Just a fraction of the hundreds of shows at New York Fashion Week are devoted to men's lines, and they attract far smaller crowds and less coverage, yet the menswear scene is flourishing.
Driving sales are younger men shedding traditional looks in favor of color, casual styles and quirky twists on classics.
"The men’s market is steadily growing and for many retailers it has outsold their womenswear," said Matt Feniger, associate editor for menswear at WGSN, which predicts trends and style for the fashion and retail industries.
"Men are much more willing to experiment with fashion and
try new things and this is reflected in sales," he said.
In the United States, men’s apparel sales outperformed womenswear last year, market research shows. Menswear grew 5 percent in 2013 to $60.8 billion, according to the NPD Group, a trend and sales tracking company. Womenswear retail sales grew 4 percent to $116.4 billion last year, NPD said.
"It's a really, really great moment right now. Men are dressing differently," said Lucio Castro, an Argentinian-born menswear designer who just showed his collection in New York.
Fashion Week in New York runs through Thursday, when it wraps up with shows by Calvin Klein, Ralph Lauren and Marc Jacobs.
"Men don't really want to be uniformed anymore," Castro said.
He noted the popularity of sweatpants, trim and skinny, which he showed in his collection that evoked Soviet-era summers on the beaches of Odessa and Sopot.
Timo Weiland showed linen sweatpants topped with a classically styled button-down shirt and blazer. Todd Snyder matched sweatpants with a tailored jacket and mixed sweatshirts with tuxedo pants.
Sweatpants were popular as well in the debut collection of tailored athletic looks by Grungy Gentleman.

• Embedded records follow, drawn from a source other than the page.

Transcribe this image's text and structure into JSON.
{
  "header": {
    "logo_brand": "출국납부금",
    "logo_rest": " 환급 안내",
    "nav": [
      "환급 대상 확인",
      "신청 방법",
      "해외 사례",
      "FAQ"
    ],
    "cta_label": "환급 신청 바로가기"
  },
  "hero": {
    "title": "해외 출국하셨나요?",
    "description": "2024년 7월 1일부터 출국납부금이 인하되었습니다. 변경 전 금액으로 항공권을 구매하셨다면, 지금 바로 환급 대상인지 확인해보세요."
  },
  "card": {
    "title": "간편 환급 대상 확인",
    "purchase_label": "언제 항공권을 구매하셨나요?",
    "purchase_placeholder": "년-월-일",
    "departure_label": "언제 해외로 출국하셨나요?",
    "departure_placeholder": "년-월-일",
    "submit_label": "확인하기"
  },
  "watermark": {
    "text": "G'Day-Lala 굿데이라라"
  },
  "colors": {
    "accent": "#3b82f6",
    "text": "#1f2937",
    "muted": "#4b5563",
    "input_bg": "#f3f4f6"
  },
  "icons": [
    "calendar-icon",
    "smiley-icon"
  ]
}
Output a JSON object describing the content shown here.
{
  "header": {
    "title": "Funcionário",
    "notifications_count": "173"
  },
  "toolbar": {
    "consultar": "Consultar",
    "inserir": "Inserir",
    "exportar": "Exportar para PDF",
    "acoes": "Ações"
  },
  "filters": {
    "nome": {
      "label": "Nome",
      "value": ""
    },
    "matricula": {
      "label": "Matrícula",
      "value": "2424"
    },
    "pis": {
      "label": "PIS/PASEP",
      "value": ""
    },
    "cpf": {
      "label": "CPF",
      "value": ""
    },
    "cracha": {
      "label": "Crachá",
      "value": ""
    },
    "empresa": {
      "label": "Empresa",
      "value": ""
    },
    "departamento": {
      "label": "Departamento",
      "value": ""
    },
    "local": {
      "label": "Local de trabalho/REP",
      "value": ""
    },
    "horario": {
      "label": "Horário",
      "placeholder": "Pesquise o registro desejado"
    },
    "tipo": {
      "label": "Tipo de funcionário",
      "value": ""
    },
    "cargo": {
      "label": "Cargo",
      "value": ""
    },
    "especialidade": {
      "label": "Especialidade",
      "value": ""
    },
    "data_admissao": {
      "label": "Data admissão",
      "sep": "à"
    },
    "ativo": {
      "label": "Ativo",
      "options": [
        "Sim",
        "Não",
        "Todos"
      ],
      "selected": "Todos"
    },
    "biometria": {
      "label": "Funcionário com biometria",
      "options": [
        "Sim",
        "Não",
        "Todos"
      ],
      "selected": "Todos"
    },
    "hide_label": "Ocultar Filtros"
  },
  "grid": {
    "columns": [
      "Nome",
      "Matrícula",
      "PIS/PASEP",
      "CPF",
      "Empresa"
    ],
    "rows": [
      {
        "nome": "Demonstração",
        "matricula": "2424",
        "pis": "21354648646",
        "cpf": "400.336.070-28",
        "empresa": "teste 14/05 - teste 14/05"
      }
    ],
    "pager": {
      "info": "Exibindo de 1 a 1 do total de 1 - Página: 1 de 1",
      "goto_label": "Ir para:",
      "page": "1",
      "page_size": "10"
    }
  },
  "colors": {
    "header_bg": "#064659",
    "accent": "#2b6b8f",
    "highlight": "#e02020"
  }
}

New York-based Duckie Brown had some fun with outsized plaid overshirts and high-waisted trousers. Richard Chai mixed slouchy shorts with a tailored jacket.
David Hart showed argyle-patterned polo shirts and flashy luminescent suits, while W.R.K. took inspiration from Formula 1 racing with prints drawn from garage oil stains, racing flags and tire marks.
"I think men are experimenting a little more and caring more about how they look, the way clothes fit, the fabrication, the way they feel," said Michael Maccari, the new creative director at Perry Ellis who showed his debut collection this week.
"Even if they are not daring, they appreciate quality, details, fit, fabrication, hand feel and things like that," he said.
At one time, the only playground for fun or color in menswear was ties, and then socks and now sneakers, said Castro.
"There's definitely a comfort zone that expands and grows really slowly," he said.
"It's definitely a very fine balance in menswear," he said. "Men will not feel comfortable if it's something too new or too strange."